Rumbia, Infobombana.id — Pantai Desa Toari, Kecamatan Poleang Barat, Kabupaten Bombana, berubah rupa. Garis pesisir yang seharusnya menjadi benteng alami kini dipenuhi kubangan-kubangan besar menyerupai kolam raksasa. Jejak eksploitasi pasir ilegal itu ditinggalkan begitu saja, seolah pelakunya lenyap ditelan pasir.
Pemandangan tersebut disaksikan langsung Bupati Bombana Ir. H. Burhanuddin, M.Si saat melakukan inspeksi mendadak (sidak) di lokasi pengambilan pasir, Sabtu (11/1/2026). Sidak dilakukan untuk memastikan laporan warga terkait aktivitas penambangan pasir yang diduga berlangsung tanpa izin.
Pada kesempatan itu, Bupati didampingi Penjabat Sekretaris Daerah Bombana Ir. Syahrun, jajaran asisten Setda, Kepala Kesbangpol, Camat Poleang Barat, Kapolsek, Babinsa, Kepala Desa Toari, serta tokoh masyarakat setempat.
Setibanya di lokasi, Burhanuddin tampak geram. Kerusakan lingkungan terbentang nyata di hadapannya. Penambangan pasir dilakukan secara masif dan tak terkendali, menyisakan lubang-lubang besar yang membentang dari pesisir pantai yang menghadap langsung ke Selat Bone hingga area sungai yang berbatasan dengan Kabupaten Kolaka.
Kerusakan tersebut dinilai sangat parah dan mengancam ekosistem pesisir serta daerah aliran sungai. Tim menduga aktivitas pengambilan pasir dilakukan menggunakan alat berat jenis ekskavator serta mesin penyedot pasir atau alcon.

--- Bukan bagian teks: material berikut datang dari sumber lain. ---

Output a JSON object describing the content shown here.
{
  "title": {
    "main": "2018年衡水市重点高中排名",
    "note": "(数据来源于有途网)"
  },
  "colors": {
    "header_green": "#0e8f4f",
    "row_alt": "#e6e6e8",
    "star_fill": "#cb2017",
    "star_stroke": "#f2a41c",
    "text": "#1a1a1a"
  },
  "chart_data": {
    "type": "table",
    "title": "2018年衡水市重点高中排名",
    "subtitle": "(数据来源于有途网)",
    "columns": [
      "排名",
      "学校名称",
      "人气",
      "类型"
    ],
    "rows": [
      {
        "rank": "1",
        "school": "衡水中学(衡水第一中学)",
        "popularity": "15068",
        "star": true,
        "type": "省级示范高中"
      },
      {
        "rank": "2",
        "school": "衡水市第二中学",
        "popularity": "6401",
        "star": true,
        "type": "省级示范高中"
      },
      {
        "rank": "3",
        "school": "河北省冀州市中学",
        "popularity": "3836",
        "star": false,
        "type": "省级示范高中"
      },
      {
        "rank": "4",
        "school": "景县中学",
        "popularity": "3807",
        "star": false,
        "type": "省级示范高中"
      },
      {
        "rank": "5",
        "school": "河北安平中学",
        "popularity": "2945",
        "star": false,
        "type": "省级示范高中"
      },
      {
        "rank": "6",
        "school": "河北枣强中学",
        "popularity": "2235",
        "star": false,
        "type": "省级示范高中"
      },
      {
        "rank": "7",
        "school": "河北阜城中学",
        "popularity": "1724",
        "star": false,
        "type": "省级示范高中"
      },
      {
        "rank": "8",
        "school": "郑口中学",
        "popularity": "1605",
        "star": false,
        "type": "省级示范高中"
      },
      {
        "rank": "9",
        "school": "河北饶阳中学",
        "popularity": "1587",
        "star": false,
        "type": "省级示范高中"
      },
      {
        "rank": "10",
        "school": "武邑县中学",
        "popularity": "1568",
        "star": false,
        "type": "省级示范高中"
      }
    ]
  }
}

Namun, saat sidak berlangsung, tidak satu pun pekerja ditemukan di lokasi. Para penambang seolah menghilang. Meski begitu, mesin alcon yang tertinggal masih dalam kondisi panas, menguatkan dugaan bahwa aktivitas penambangan baru saja berlangsung dan para pelaku kabur sesaat sebelum rombongan tiba.
Dengan nada tegas, Burhanuddin langsung memerintahkan penghentian seluruh aktivitas pengelolaan pasir di kawasan tersebut.
“Saya minta kepada seluruh masyarakat, khususnya yang mengelola pasir di Toari ini, untuk diberhentikan,” kata Burhanuddin.
Ia menegaskan praktik penambangan tersebut tidak bisa ditoleransi karena dampak kerusakannya sudah sangat serius.
“Tidak bisa dibiarkan begini. Ini merusak lingkungan kita. Sebelum kerusakan semakin luas, harus kita hentikan,” ujarnya.
Burhanuddin juga menyoroti dugaan keterlibatan pihak luar yang mengambil pasir tanpa izin dan tanpa memikirkan dampak jangka panjang bagi daerah.
“Rusak daerah kita. Orang luar seenaknya datang ambil pasir tanpa izin. Ini tidak bisa dibiarkan. Tolong Kapolsek hentikan penambangan ini dan pasang garis polisi,” kata dia.
Usai meninjau lokasi, Bupati menemui warga di sekitar area penambangan dan menyampaikan peringatan keras. Ia meminta masyarakat menghentikan penambangan ilegal yang dilakukan secara serampangan karena dampak kerusakan lingkungan pada akhirnya akan kembali merugikan warga setempat.
“Kalau mau menambang, silakan urus izin. Supaya pemerintah bisa memberi petunjuk cara menambang yang benar dan bagaimana mengelola lingkungan,” ujarnya.
Sebagai langkah tegas, Burhanuddin memberi tenggat waktu kepada Camat, Kapolsek, dan Babinsa hingga keesokan hari untuk memastikan seluruh peralatan penambangan ditarik dari lokasi.
“Kalau tidak, saya minta Kapolsek ambil tindakan hukum,” tegasnya.
Sementara itu, warga setempat menyebut aktivitas penambangan pasir di kawasan Pantai Toari telah berlangsung sekitar dua bulan terakhir. Namun melihat skala kerusakan yang terjadi, warga menduga eksploitasi pasir tersebut telah berjalan lebih lama dari yang diakui, meninggalkan luka ekologis yang tak mudah dipulihkan.